Heres a breakdown of the switches
CPS.MiniMailer.exe | ||
-h | Displays list of switches | |
-srv | SMTP server address or name | |
-p | SMTP Port number | |
-t | Mail To (multiple addresses separated by commas | |
-f | Mail From | |
-sub | Subject (enclose sentence in double quotes) | |
-b | Body (if HTML mail, can be html formatted string) | |
-du | Domain user (Exchange) or user name (GMail etc) | |
-dp | password for -du | |
-html | 1 for HTML formatted mail, 0 for plain text | |
-a | Attachments, surround paths with double quotes, multiple files separated by comma’s |
With the mailer comes a config file, CPS.MiniMailer.exe.config and all the above values (apart from attachments) can be preset there, really useful for Mail server and user name.

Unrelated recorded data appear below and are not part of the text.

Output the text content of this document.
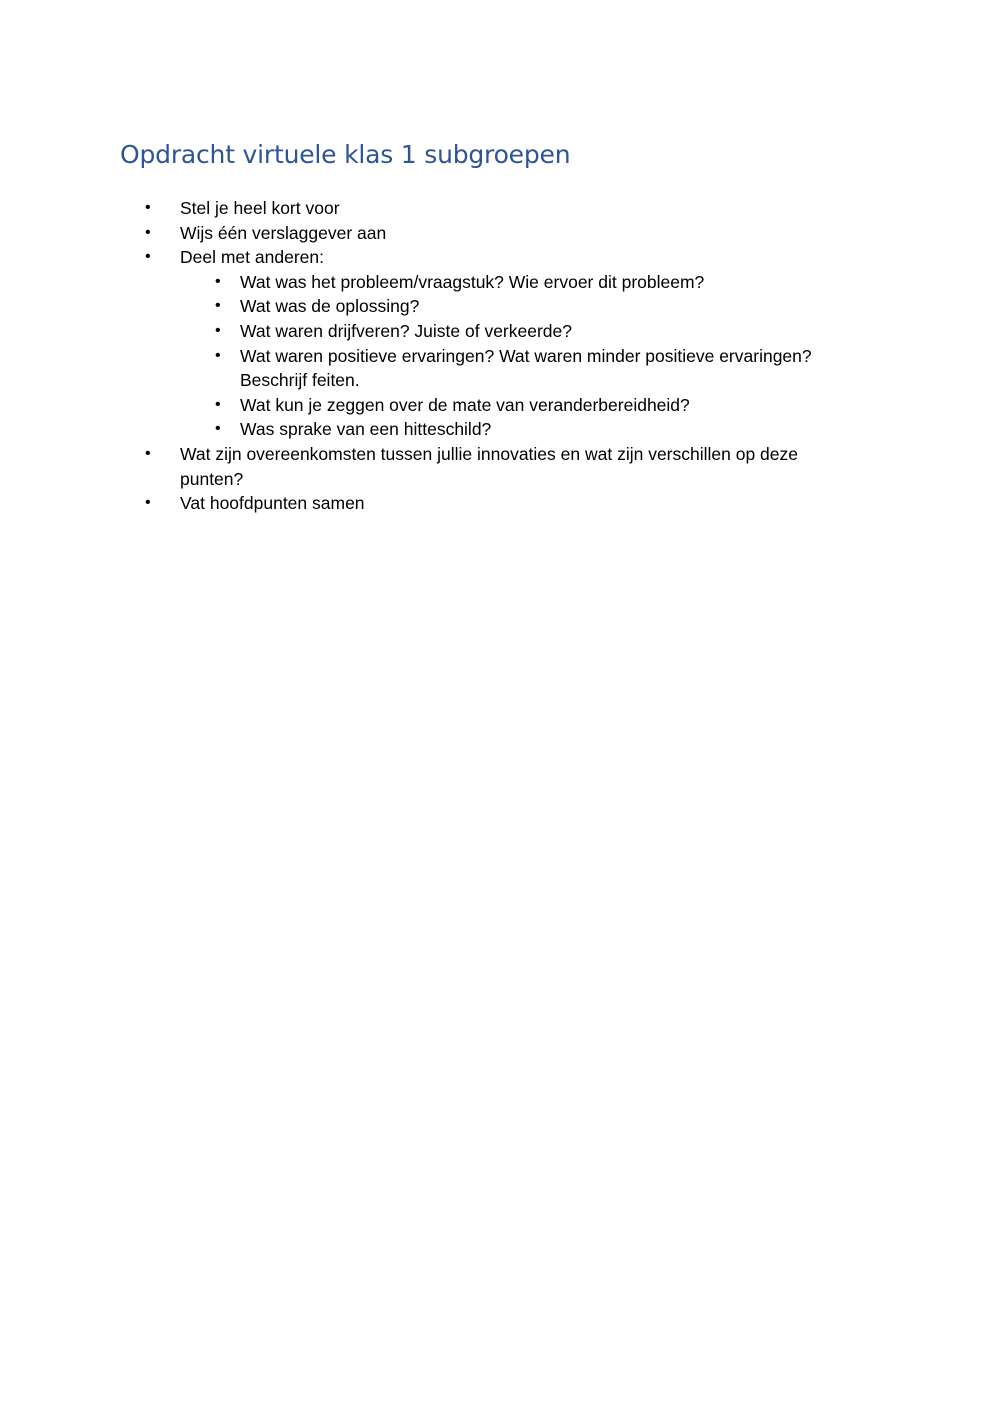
Opdracht virtuele klas 1 subgroepen
•	Stel je heel kort voor
•	Wijs één verslaggever aan
•	Deel met anderen:
•	Wat was het probleem/vraagstuk? Wie ervoer dit probleem?
•	Wat was de oplossing?
•	Wat waren drijfveren? Juiste of verkeerde?
•	Wat waren positieve ervaringen? Wat waren minder positieve ervaringen? Beschrijf feiten.
•	Wat kun je zeggen over de mate van veranderbereidheid?
•	Was sprake van een hitteschild?
•	Wat zijn overeenkomsten tussen jullie innovaties en wat zijn verschillen op deze punten?
•	Vat hoofdpunten samen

However if you pass in a switch, this will override the config value with your switch one, really useful for subject, body etc.
To edit the config file, open it into notepad, and find the relevant setting (so for the From setting we would look for <setting=”From” serializeAs=”String”> )and then edit the the text between the <value> and </value> tags.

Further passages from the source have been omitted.